India’s cement industry churns out roughly
340 million tonnes annually. It is the lifeline of our infrastructure, the backbone of our urban aspirations, and the reason our highways connect villages to cities. But here lies an uncomfortable truth: every tonne of cement produced emits nearly one tonne of CO2. The industry accounts for 5.8 per cent of India’s total carbon emissions—a figure that challenges even the most committed sustainability advocates.
We stand at a peculiar crossroads. India’s infrastructure ambitions roar forward with plans for highways, hospitals, schools, and homes to serve 1.4 billion people. Simultaneously, the climate emergency demands action at unprecedented scales. The cement industry cannot simply reduce production. Yet it must transform.

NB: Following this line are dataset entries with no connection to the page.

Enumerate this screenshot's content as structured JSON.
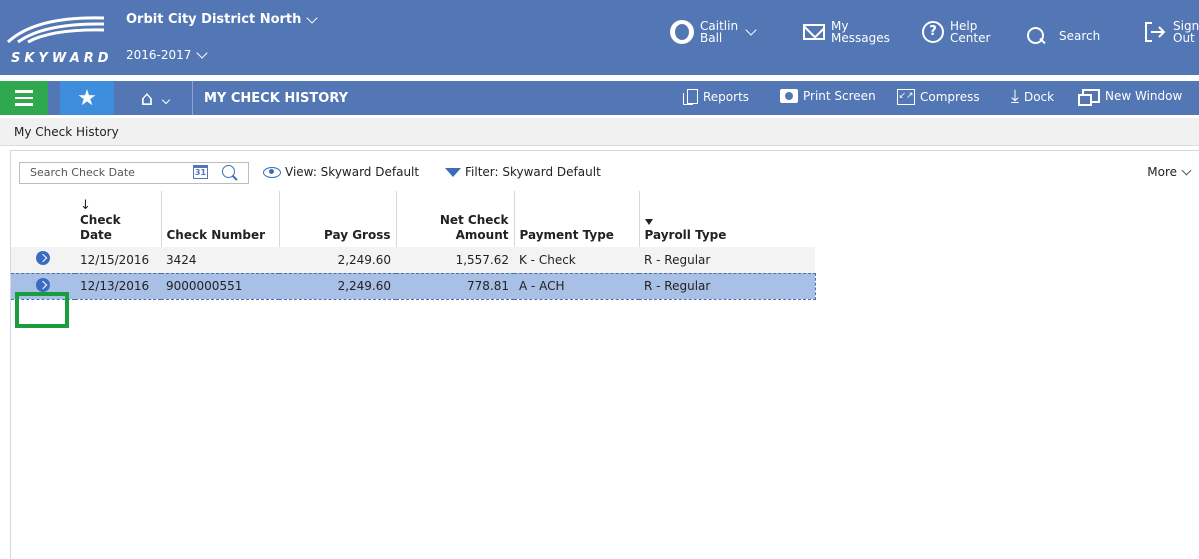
{
  "header": {
    "logo_text": "SKYWARD",
    "district": "Orbit City District North",
    "school_year": "2016-2017",
    "user_first": "Caitlin",
    "user_last": "Ball",
    "messages_line1": "My",
    "messages_line2": "Messages",
    "help_line1": "Help",
    "help_line2": "Center",
    "search_label": "Search",
    "signout_line1": "Sign",
    "signout_line2": "Out"
  },
  "navbar": {
    "page_title": "MY CHECK HISTORY",
    "actions": {
      "reports": "Reports",
      "print_screen": "Print Screen",
      "compress": "Compress",
      "dock": "Dock",
      "new_window": "New Window"
    }
  },
  "breadcrumb": "My Check History",
  "toolbar": {
    "search_placeholder": "Search Check Date",
    "calendar_day": "31",
    "view_label": "View: Skyward Default",
    "filter_label": "Filter: Skyward Default",
    "more_label": "More"
  },
  "table": {
    "columns": {
      "check_date": "Check Date",
      "check_number": "Check Number",
      "pay_gross": "Pay Gross",
      "net_check_1": "Net Check",
      "net_check_2": "Amount",
      "payment_type": "Payment Type",
      "payroll_type": "Payroll Type"
    },
    "rows": [
      {
        "check_date": "12/15/2016",
        "check_number": "3424",
        "pay_gross": "2,249.60",
        "net_check_amount": "1,557.62",
        "payment_type": "K - Check",
        "payroll_type": "R - Regular"
      },
      {
        "check_date": "12/13/2016",
        "check_number": "9000000551",
        "pay_gross": "2,249.60",
        "net_check_amount": "778.81",
        "payment_type": "A - ACH",
        "payroll_type": "R - Regular"
      }
    ]
  },
  "colors": {
    "header_blue": "#5376b4",
    "menu_green": "#2fa84f",
    "favorites_blue": "#3d8edc",
    "selected_row": "#a8bfe6",
    "highlight_green": "#1a9d3d"
  }
}
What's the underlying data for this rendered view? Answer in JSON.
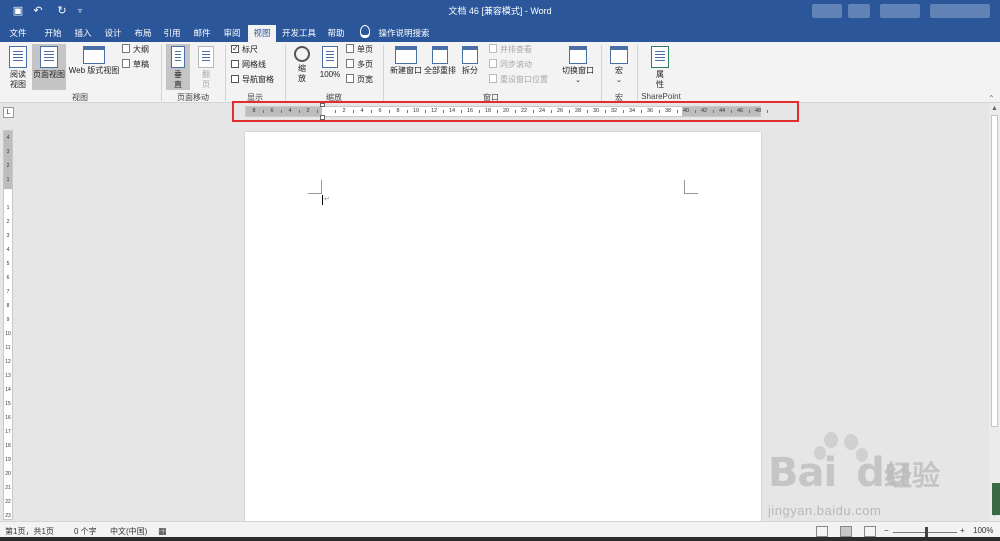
{
  "title_bar": {
    "title": "文档 46 [兼容模式] - Word",
    "quick_access": [
      "save-icon",
      "undo-icon",
      "redo-icon",
      "customize-icon"
    ],
    "share_label": "共享"
  },
  "menu_tabs": [
    {
      "label": "文件"
    },
    {
      "label": "开始"
    },
    {
      "label": "插入"
    },
    {
      "label": "设计"
    },
    {
      "label": "布局"
    },
    {
      "label": "引用"
    },
    {
      "label": "邮件"
    },
    {
      "label": "审阅"
    },
    {
      "label": "视图",
      "active": true
    },
    {
      "label": "开发工具"
    },
    {
      "label": "帮助"
    }
  ],
  "tell_me": "操作说明搜索",
  "ribbon": {
    "views": {
      "read_mode": "阅读视图",
      "print_layout": "页面视图",
      "web_layout": "Web 版式视图",
      "outline": "大纲",
      "draft": "草稿",
      "group_label": "视图"
    },
    "page_movement": {
      "vertical": "垂直",
      "side_to_side": "翻页",
      "group_label": "页面移动"
    },
    "show": {
      "ruler": "标尺",
      "gridlines": "网格线",
      "nav_pane": "导航窗格",
      "group_label": "显示",
      "ruler_checked": true,
      "gridlines_checked": false,
      "nav_pane_checked": false
    },
    "zoom": {
      "zoom": "缩放",
      "hundred": "100%",
      "one_page": "单页",
      "multiple_pages": "多页",
      "page_width": "页宽",
      "group_label": "缩放"
    },
    "window": {
      "new_window": "新建窗口",
      "arrange_all": "全部重排",
      "split": "拆分",
      "side_by_side": "并排查看",
      "sync_scroll": "同步滚动",
      "reset_position": "重设窗口位置",
      "switch_windows": "切换窗口",
      "group_label": "窗口"
    },
    "macros": {
      "macros": "宏",
      "group_label": "宏"
    },
    "sharepoint": {
      "properties": "属性",
      "group_label": "SharePoint"
    }
  },
  "ruler": {
    "corner_label": "L",
    "labels": [
      "8",
      "6",
      "4",
      "2",
      "",
      "2",
      "4",
      "6",
      "8",
      "10",
      "12",
      "14",
      "16",
      "18",
      "20",
      "22",
      "24",
      "26",
      "28",
      "30",
      "32",
      "34",
      "36",
      "38",
      "40",
      "42",
      "44",
      "46",
      "48"
    ],
    "vertical_labels": [
      "4",
      "3",
      "2",
      "1",
      "",
      "1",
      "2",
      "3",
      "4",
      "5",
      "6",
      "7",
      "8",
      "9",
      "10",
      "11",
      "12",
      "13",
      "14",
      "15",
      "16",
      "17",
      "18",
      "19",
      "20",
      "21",
      "22",
      "23",
      "24"
    ]
  },
  "status_bar": {
    "page": "第1页，共1页",
    "words": "0 个字",
    "language": "中文(中国)",
    "zoom": "100%"
  },
  "watermark": {
    "brand": "Bai",
    "brand2": "du",
    "cn": "经验",
    "url": "jingyan.baidu.com"
  },
  "colors": {
    "brand_blue": "#2b579a",
    "highlight_red": "#e02d2d"
  }
}
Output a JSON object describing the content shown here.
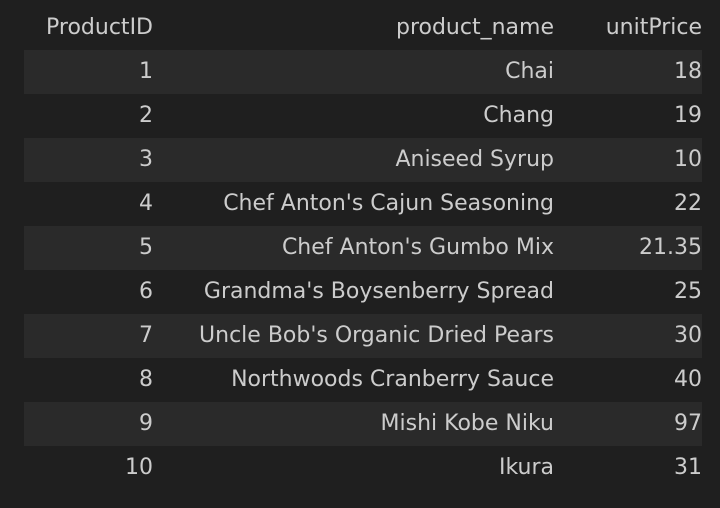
{
  "table": {
    "columns": [
      "ProductID",
      "product_name",
      "unitPrice"
    ],
    "rows": [
      [
        "1",
        "Chai",
        "18"
      ],
      [
        "2",
        "Chang",
        "19"
      ],
      [
        "3",
        "Aniseed Syrup",
        "10"
      ],
      [
        "4",
        "Chef Anton's Cajun Seasoning",
        "22"
      ],
      [
        "5",
        "Chef Anton's Gumbo Mix",
        "21.35"
      ],
      [
        "6",
        "Grandma's Boysenberry Spread",
        "25"
      ],
      [
        "7",
        "Uncle Bob's Organic Dried Pears",
        "30"
      ],
      [
        "8",
        "Northwoods Cranberry Sauce",
        "40"
      ],
      [
        "9",
        "Mishi Kobe Niku",
        "97"
      ],
      [
        "10",
        "Ikura",
        "31"
      ]
    ]
  },
  "colors": {
    "background": "#1f1f1f",
    "stripe": "#2a2a2a",
    "text": "#cccccc"
  }
}
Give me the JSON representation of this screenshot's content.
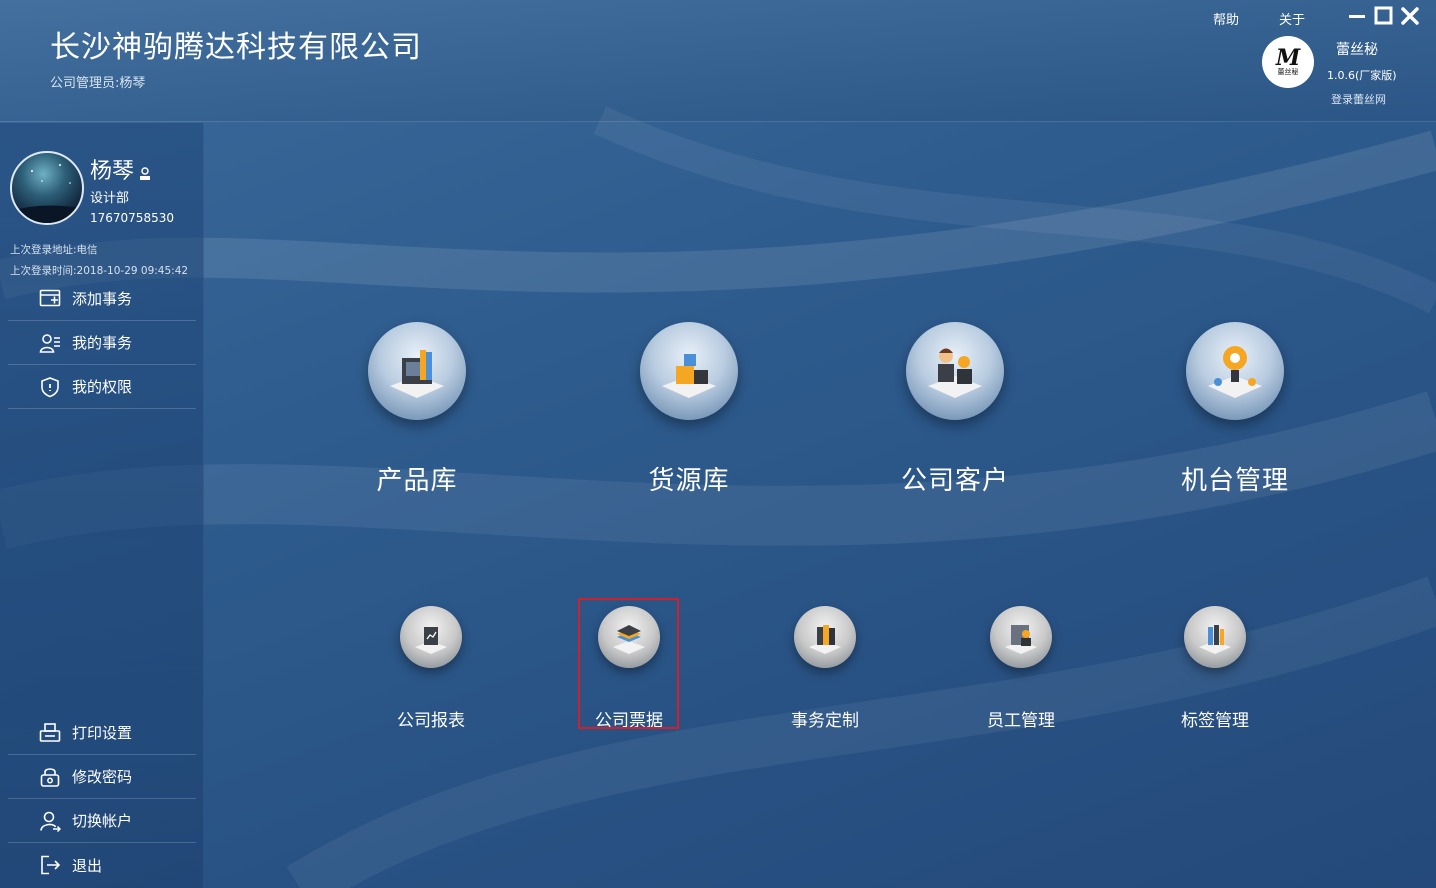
{
  "header": {
    "company_name": "长沙神驹腾达科技有限公司",
    "admin_label": "公司管理员:杨琴",
    "help": "帮助",
    "about": "关于",
    "brand": {
      "logo_mark": "M",
      "logo_text": "蕾丝秘",
      "name": "蕾丝秘",
      "version": "1.0.6(厂家版)",
      "login_link": "登录蕾丝网"
    }
  },
  "user": {
    "name": "杨琴",
    "department": "设计部",
    "phone": "17670758530",
    "last_login_addr": "上次登录地址:电信",
    "last_login_time": "上次登录时间:2018-10-29 09:45:42"
  },
  "sidebar": {
    "top_items": [
      {
        "label": "添加事务",
        "icon": "add-task-icon"
      },
      {
        "label": "我的事务",
        "icon": "my-tasks-icon"
      },
      {
        "label": "我的权限",
        "icon": "shield-icon"
      }
    ],
    "bottom_items": [
      {
        "label": "打印设置",
        "icon": "printer-icon"
      },
      {
        "label": "修改密码",
        "icon": "lock-icon"
      },
      {
        "label": "切换帐户",
        "icon": "user-switch-icon"
      },
      {
        "label": "退出",
        "icon": "logout-icon"
      }
    ]
  },
  "main": {
    "big_tiles": [
      {
        "label": "产品库",
        "icon": "product-library-icon"
      },
      {
        "label": "货源库",
        "icon": "supply-library-icon"
      },
      {
        "label": "公司客户",
        "icon": "customers-icon"
      },
      {
        "label": "机台管理",
        "icon": "machine-management-icon"
      }
    ],
    "small_tiles": [
      {
        "label": "公司报表",
        "icon": "report-icon"
      },
      {
        "label": "公司票据",
        "icon": "invoice-icon",
        "selected": true
      },
      {
        "label": "事务定制",
        "icon": "task-custom-icon"
      },
      {
        "label": "员工管理",
        "icon": "staff-icon"
      },
      {
        "label": "标签管理",
        "icon": "tag-icon"
      }
    ],
    "highlight_color": "#d0202e"
  }
}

This is where Carbon Capture, Utilisation and Storage (CCUS) enters—not as a distant fantasy, but as urgent infrastructure for change.

India’s CCUS moment has arrived
It is encouraging that India has moved beyond treating CCUS as laboratory theory. The Department of Science and Technology (DST) has launched five carbon capture and utilisation testbeds specifically within the cement sector, representing the first such integrated cluster initiative in India. These are not token projects. They bring together premier research institutions—IIT Bombay, IIT Kanpur, IIT Madras—with cement leaders including JSW Cement, Dalmia Cement, and UltraTech, structured through an innovative Public-Private Partnership model.
Each testbed attacks a different dimension. One transforms CO2 into lightweight construction blocks. Another employs mineralisation techniques, literally converting pollution into solid minerals. A third uses vacuum swing adsorption technology to separate captured CO2 from cement kiln gases. Together, they represent India’s first real attempt at institutionalising CCUS for hard-to-abate sectors.
The Global Cement and Concrete Association (GCCA) India, collaborating with TERI, has released India’s decarbonisation roadmap targeting net-zero CO2 emissions by 2070. Alongside government support and industry commitment, there now exists a structured pathway. Yet a critical question lingers: what will determine whether this remains a blueprint or becomes lived reality?
The answer: platforms that connect, literacy that educates, and ecosystems that accelerate.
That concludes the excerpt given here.